US vote on Israel settlements may encourage PLO

The United States and the Palestine Liberation Organization (PLO) have joined in tacit, perhaps unwitting, entente at the United Nations, sparking hopes among some Arab diplomats of revived efforts to bring the PLO into the Middle East negotiating process.

Other diplomats, Arab and Western, are not so sure. They suspect Washington's surprise support March 1 for a UN Security Council condemnation of Israeli settlement policy may simply be part of a US bid to pressure Israel.

Israeli officials, to the consternation of their American and Egyptian negotiating partners, have been de-emphasizing the importance of a May "target date" for agreement on a formula for Palestinian autonomy.

Such pressure tactics have tended to backfire in the past -- triggering something of a wagons-in-a-circle phenomenon inside Israel, which adhors PLO violence and generally fears mounting PLO influence in the international arena.

Whether, or how widely, that trend has extended to the United States could become clearer this month.
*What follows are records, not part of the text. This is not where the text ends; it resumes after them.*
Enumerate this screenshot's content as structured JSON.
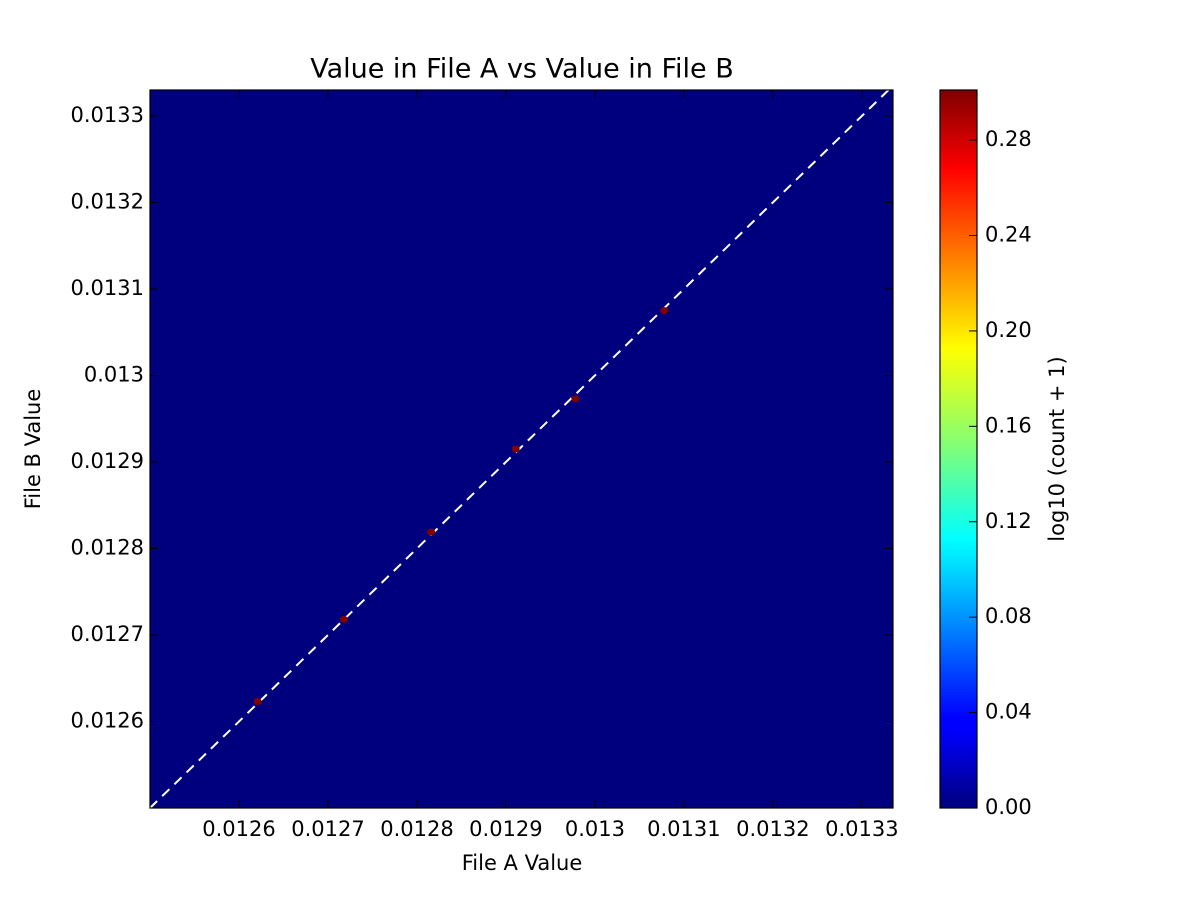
{
  "chart_data": {
    "type": "hist2d",
    "title": "Value in File A vs Value in File B",
    "xlabel": "File A Value",
    "ylabel": "File B Value",
    "colorbar_label": "log10 (count + 1)",
    "x": [
      0.012621,
      0.012718,
      0.012816,
      0.012911,
      0.012978,
      0.013078
    ],
    "y": [
      0.012623,
      0.012718,
      0.012819,
      0.012915,
      0.012973,
      0.013075
    ],
    "values": [
      0.301,
      0.301,
      0.301,
      0.301,
      0.301,
      0.301
    ],
    "xlim": [
      0.0125,
      0.013335
    ],
    "ylim": [
      0.0125,
      0.01333
    ],
    "xticks": [
      0.0126,
      0.0127,
      0.0128,
      0.0129,
      0.013,
      0.0131,
      0.0132,
      0.0133
    ],
    "yticks": [
      0.0126,
      0.0127,
      0.0128,
      0.0129,
      0.013,
      0.0131,
      0.0132,
      0.0133
    ],
    "clim": [
      0,
      0.301
    ],
    "cticks": [
      {
        "value": 0,
        "label": "0.00"
      },
      {
        "value": 0.04,
        "label": "0.04"
      },
      {
        "value": 0.08,
        "label": "0.08"
      },
      {
        "value": 0.12,
        "label": "0.12"
      },
      {
        "value": 0.16,
        "label": "0.16"
      },
      {
        "value": 0.2,
        "label": "0.20"
      },
      {
        "value": 0.24,
        "label": "0.24"
      },
      {
        "value": 0.28,
        "label": "0.28"
      }
    ],
    "colormap": "jet",
    "background": "#00007f",
    "diagonal": true
  }
}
US and Arab efforts to produce a compromise UN Middle East resolution facilitating formal ties between Washington and the PLO collapsed last summer, with the resignation of US Ambassador to the UN Andrew Young following unauthorized contacts with a PLO official. UN officials said debate on such a resolution is expected to resume sometime in March.

Not surprisingly, reports from Israel March 2 spoke of deep official concern over the latest hint of possible conciliation between the US and the PLO.

The "hint," Arab diplomats maintain, came in Washington's endorsement of the Security Council resolution on Israeli settlement. US opposition to settlements was nothing new. But in the past, Washington had abstained on such UN resolutions.

Facilitating the US "yea" vote, diplomats said, was something of an unofficial entente between the Americans and the PLO. Washington, for its part, voted for the resolution. The PLO, in turn, joined an Arab consensus to halt efforts to toughen the wording of the resolution -- a move that virtually would have obligated the US to cast its familiar abstention vote.

One Gulf diplomat said that during informal Arab consultations on the resolution, "The PLO was actually more moderate than some other Arab parties, such as Jordan."

American support of the UN condemnation of Israeli settlement came as Europe, particularly Britain, was weighing a possible "supplement" to the famed UN Resolution 242 of 1967 as a means of involving the PLO in the negotiating process.

British diplomats, in a reading seconded by many US officials, feel that a solution of the Palestinian issue has become imperative amid Western efforts to align Middle Eastern states against widening Soviet influence. Relations between Washington and even moderate Arab states have long been clouded by a perceived US slant in favor of Israel in the Middle East conflict.

The main lines of an eventual understanding between the Americans and the PLO have been clear for at least several years: a swap of US support for Palestinian political demands, for at least tacit PLO recognition as Israel's right to a secure existence.

The main obstacles on both sides, many diplomats argue, may be as much political as substantive.

PLO leader Yasser Arafat, a politician with a guerrilla's automatic caution, wants to assure that any compromise will lead to official recognition of his organization by Washington and to a direct PLO negotiating role.

The Americans, meanwhile, ask themselves whether direct contact with the mainstream Palestinian organization would be worth the virtually certain downturn in US- Israeli relations. Israeli backlash could all but doom US hopes for an early "overall" Middle East settlement.

"He [President Carter] is clearly upset over escalating Israeli settlement in the [occupied] West Bank," commented one diplomat. "He would also like to strengthen US relations with the Arab world . . . implying at least some sign of openness toward the Arab view of the Palestinian conflict."

Yet more than a few diplomats doubt President Carter will energetically activate efforts toward conciliation with the PLO -- at least until, or unless, he is safely re-elected.